Global communication often relies upon satellites to relay information. A typical satellite communications system is illustrated in FIG. 1. To send information on a forward channel from a hub 30 to a client 32, the hub 30 converts the information into a radio frequency uplink signal 34 and transmits it to a satellite 36. Satellite 36 transmits a downlink radio frequency signal 38 to client 32. Satellite 36 produces the downlink radio frequency signal 38 by amplifying the uplink signal 34 and shifting it to a different frequency. The client 32 processes the downlink radio frequency signal 38 to reproduce the information. To send information on a return channel from client 32 to hub 30, the process is reversed. Client 32 transmits an uplink signal 40 to satellite 36 and then satellite 36 transmits a downlink signal 42 to hub 30. In this context, the term client may include a fixed client or a mobile client, such as a client onboard an aircraft in flight. The hub is simply another client that may include management functions.
Typically, the client antennas are highly directional. The gain is much stronger in the direction the antenna is aimed, called the boresite, than the gain in other directions. When receiving, a directional antenna is much more sensitive to signals arriving from the boresite than it is to signals arriving from other directions. Several factors limit the gain of antennas as a function of angular offset from the boresite. Beamwidth is commonly defined as the angular span between points three dB down from the boresite peak gain (half power). Antennas provide discrimination through higher gain along the boresite than in other directions. Beamwidth varies inversely with aperture width, or span in physical terms. Wider aperture results in smaller beamwidth. In some applications, such as mobile users, large antennas are impractical. Smaller antennas have larger beamwidths and thus less discrimination towards adjacent satellites when compared to larger antennas. Beam steering error occurs between the intended and the actual absolute pointing of the antenna boresite, both at the hub and the client, and for both the transmit boresite and receive boresite, which are not necessarily coincident.
Communication has to contend with interference from users of adjacent satellites. FIG. 2 illustrates interference associated with an uplink. Due to the limits of directional antennas, although unrelated clients 44 and 46 are aiming their signals 48 and 50 at satellites 52 and 54 respectively, attenuated signals 56 and 58 will also arrive at target satellite 36. These interfering signals are then included in the downlink signal transmitted from satellite 36. As shown in FIG. 3, a similar interference issue applies to downlink communications. Downlink signals 60 and 62 from adjacent satellites 52 and 54, which are intended for unrelated clients, arrive at client 32 along with the intended downlink signal 38 from satellite 36. Since the gain of client 32 receive antenna is lower towards satellites 52 and 54 than towards target satellite 36, the interference signals are attenuated but not entirely removed.
The received radio frequency signal is the combination of the encoded radio frequency signal with useful information, noise, and various attenuated interference signals.
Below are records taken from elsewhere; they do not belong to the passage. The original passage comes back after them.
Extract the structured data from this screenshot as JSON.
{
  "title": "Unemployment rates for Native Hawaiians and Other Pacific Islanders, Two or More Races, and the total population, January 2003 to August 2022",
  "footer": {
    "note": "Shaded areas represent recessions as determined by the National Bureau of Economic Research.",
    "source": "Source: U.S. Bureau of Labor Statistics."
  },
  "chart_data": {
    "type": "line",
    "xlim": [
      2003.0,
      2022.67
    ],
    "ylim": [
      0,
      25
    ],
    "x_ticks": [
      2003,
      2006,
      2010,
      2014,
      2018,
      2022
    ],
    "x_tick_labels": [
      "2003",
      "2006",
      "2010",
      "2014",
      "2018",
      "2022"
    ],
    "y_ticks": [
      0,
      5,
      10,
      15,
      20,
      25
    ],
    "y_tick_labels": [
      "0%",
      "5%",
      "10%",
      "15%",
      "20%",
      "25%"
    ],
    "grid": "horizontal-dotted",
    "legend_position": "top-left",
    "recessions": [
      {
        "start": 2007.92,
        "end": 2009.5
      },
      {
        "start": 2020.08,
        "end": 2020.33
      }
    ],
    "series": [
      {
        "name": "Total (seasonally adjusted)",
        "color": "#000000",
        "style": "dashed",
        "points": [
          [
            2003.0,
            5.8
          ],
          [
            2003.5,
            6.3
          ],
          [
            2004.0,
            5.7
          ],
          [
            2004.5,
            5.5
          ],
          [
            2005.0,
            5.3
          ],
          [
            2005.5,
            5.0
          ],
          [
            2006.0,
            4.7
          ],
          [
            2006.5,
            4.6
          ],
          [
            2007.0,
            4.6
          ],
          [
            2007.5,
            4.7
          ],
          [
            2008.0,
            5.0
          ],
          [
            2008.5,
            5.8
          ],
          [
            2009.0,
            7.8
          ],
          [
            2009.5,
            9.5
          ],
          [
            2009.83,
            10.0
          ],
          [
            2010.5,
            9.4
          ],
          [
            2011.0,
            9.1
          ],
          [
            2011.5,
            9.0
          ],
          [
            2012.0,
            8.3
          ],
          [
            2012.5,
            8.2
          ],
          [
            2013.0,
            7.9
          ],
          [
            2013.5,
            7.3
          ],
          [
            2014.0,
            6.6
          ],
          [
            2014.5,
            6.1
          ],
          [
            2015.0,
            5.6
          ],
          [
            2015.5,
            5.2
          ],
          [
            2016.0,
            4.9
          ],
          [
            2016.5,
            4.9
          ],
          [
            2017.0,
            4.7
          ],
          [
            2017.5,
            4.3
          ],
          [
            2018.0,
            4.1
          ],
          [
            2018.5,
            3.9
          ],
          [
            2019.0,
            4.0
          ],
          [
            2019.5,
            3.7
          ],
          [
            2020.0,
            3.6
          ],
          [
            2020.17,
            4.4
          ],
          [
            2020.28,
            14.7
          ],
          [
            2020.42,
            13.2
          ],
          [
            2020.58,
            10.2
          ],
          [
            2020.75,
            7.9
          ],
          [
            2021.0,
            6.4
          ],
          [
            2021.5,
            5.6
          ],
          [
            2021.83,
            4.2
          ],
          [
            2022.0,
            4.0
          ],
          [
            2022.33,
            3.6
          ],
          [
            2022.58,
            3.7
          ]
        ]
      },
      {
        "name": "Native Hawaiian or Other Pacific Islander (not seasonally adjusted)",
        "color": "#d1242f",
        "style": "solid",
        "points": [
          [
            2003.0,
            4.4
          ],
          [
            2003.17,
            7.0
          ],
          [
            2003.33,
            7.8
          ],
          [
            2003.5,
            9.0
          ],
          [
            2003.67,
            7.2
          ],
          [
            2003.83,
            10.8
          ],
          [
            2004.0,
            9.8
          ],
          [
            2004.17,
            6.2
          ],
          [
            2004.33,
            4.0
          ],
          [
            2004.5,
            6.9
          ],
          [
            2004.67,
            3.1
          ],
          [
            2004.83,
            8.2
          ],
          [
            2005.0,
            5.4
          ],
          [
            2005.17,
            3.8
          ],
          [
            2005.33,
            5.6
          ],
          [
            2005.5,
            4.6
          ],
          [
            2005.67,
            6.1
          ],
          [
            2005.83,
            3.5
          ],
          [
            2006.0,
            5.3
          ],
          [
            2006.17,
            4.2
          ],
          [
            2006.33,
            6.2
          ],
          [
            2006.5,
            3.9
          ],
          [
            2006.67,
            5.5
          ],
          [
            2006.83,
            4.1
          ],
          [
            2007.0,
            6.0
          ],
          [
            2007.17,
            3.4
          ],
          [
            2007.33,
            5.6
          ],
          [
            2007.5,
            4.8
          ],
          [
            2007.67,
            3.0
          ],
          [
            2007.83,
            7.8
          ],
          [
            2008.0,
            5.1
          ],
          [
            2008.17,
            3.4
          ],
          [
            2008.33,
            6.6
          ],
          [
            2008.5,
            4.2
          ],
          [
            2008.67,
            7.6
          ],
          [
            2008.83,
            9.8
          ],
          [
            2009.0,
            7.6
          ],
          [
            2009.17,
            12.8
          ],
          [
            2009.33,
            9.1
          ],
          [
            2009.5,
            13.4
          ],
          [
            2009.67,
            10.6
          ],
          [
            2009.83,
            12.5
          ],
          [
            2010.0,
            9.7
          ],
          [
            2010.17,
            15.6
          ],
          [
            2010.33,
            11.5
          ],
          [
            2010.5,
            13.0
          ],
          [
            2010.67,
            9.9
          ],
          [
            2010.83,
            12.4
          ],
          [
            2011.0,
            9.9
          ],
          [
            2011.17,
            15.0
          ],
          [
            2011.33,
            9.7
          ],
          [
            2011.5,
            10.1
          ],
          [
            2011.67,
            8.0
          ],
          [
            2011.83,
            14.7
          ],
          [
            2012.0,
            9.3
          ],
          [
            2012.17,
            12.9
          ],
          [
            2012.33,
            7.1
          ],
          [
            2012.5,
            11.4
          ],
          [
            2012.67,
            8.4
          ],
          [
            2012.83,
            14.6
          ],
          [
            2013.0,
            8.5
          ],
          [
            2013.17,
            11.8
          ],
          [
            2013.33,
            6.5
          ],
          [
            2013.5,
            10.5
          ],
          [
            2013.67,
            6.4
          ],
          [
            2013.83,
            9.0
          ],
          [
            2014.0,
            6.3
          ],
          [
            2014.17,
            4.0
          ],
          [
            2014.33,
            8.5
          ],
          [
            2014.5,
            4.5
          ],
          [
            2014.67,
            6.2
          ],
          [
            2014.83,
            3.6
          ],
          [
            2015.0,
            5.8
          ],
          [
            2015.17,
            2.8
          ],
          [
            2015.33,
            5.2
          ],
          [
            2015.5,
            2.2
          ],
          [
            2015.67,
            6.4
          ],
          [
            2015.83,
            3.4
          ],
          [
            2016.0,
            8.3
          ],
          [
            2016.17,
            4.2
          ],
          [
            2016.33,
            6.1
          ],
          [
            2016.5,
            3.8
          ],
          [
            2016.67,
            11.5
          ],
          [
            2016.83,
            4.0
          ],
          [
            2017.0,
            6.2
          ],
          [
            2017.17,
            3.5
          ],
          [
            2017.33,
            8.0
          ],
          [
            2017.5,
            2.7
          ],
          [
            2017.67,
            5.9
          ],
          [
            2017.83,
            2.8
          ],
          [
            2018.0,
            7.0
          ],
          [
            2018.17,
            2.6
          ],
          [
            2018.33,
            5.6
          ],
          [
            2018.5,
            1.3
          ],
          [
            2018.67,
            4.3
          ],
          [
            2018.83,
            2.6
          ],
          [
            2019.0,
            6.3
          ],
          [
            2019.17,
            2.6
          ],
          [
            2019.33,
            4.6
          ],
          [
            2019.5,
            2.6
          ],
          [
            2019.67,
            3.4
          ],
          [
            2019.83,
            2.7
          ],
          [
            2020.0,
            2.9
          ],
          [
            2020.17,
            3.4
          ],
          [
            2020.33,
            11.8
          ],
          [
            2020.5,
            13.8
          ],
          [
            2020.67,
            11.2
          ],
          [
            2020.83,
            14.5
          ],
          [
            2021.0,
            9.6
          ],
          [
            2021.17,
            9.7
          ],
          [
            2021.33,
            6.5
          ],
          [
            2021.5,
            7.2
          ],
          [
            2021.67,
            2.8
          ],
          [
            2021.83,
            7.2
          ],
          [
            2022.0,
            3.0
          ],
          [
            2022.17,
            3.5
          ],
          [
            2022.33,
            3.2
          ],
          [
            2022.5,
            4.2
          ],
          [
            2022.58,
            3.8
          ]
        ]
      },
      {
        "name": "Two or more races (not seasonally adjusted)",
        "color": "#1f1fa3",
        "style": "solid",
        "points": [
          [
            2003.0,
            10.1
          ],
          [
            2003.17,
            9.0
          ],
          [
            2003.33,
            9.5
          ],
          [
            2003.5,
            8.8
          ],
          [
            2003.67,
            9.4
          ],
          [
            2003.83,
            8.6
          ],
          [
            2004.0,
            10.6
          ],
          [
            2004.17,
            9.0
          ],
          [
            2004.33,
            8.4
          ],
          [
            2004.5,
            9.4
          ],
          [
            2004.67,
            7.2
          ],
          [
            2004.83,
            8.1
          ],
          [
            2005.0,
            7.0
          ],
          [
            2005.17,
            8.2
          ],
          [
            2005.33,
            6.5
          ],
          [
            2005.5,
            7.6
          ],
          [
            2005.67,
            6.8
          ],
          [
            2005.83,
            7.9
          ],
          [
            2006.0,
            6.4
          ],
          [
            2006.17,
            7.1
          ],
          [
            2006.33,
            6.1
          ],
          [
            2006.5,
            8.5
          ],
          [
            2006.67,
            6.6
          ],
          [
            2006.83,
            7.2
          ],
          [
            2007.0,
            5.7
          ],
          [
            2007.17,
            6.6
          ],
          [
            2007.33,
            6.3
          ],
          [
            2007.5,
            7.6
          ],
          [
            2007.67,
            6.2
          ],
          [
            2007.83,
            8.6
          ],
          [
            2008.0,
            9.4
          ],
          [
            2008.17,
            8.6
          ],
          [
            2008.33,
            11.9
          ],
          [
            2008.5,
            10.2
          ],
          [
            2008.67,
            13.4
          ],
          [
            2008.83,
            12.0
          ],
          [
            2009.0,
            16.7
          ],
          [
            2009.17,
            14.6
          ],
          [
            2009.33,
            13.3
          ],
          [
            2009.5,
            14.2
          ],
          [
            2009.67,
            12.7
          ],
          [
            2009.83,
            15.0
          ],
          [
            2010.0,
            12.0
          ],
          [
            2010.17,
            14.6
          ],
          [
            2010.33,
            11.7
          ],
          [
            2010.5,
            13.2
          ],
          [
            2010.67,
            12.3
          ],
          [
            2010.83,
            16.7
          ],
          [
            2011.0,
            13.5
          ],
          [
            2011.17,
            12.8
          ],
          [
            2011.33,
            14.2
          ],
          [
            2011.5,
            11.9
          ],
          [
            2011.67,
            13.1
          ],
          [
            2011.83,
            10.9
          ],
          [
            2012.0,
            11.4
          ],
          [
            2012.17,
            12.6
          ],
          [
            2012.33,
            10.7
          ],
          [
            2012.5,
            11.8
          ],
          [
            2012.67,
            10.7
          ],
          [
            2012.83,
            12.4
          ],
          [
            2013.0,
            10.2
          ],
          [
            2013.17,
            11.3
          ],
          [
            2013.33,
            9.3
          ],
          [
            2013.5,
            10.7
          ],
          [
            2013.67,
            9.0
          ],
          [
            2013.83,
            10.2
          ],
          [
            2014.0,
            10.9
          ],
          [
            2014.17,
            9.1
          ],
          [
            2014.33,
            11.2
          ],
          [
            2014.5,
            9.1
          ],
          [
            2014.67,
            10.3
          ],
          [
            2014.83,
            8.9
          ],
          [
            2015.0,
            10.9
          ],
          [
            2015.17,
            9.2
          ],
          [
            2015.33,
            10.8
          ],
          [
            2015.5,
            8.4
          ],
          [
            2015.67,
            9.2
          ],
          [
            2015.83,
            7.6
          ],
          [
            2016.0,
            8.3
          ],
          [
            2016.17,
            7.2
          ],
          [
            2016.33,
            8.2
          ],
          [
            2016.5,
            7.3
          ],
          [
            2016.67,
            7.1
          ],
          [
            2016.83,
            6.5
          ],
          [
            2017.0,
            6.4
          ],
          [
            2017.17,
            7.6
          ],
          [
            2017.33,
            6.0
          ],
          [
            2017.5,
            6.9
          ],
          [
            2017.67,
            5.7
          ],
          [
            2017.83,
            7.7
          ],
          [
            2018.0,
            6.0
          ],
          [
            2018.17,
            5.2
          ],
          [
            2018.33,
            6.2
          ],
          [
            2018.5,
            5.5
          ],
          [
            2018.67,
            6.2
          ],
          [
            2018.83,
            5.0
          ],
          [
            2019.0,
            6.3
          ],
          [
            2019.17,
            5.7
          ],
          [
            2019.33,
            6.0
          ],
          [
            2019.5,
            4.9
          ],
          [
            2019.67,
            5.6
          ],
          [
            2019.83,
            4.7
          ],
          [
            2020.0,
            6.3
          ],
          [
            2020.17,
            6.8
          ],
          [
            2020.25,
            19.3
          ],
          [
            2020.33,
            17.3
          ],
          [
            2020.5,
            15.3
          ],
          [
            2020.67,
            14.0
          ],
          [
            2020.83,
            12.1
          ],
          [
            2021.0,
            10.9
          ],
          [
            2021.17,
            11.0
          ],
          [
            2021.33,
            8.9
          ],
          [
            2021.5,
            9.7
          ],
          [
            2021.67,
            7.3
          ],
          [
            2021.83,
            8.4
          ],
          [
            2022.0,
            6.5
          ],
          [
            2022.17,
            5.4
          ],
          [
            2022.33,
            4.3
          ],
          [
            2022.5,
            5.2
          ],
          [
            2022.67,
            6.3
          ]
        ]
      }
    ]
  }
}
The presence of noise and interference signals may occasionally result in errors when the receiver decodes the received signal to recover the information. The error rate is influenced by the ratio of the intended signal strength to the noise and interference signal strength, the information rate, the modulation, carrier frequency, guard bands, symbol rate, and error-correction or coding parameters.
A common practice for communication via geosynchronous satellites is to establish the boresite gain, modulation parameters, and coding parameters based on management of interference to adjacent satellites. A model of the antenna radiation pattern is developed for each antenna based on range measurements to predict the off-axis gain in relation to the boresite gain at various relative azimuth and elevation off-axis angles from boresite. A combination of satellite position, skew angle, beam steering error, etc. resulting in an estimate of the attenuation to adjacent satellites is determined. A boresite gain that will satisfy the regulatory maximum interference to adjacent geostationary satellites in this worst case condition is selected. Modulation and coding parameters are then selected based on maximizing information rate with acceptable error rate while compliant under the worst case. Lower discrimination towards adjacent satellites results in increased bandwidth (spectrum) requirements for smaller antennas than larger antennas, for any given situation.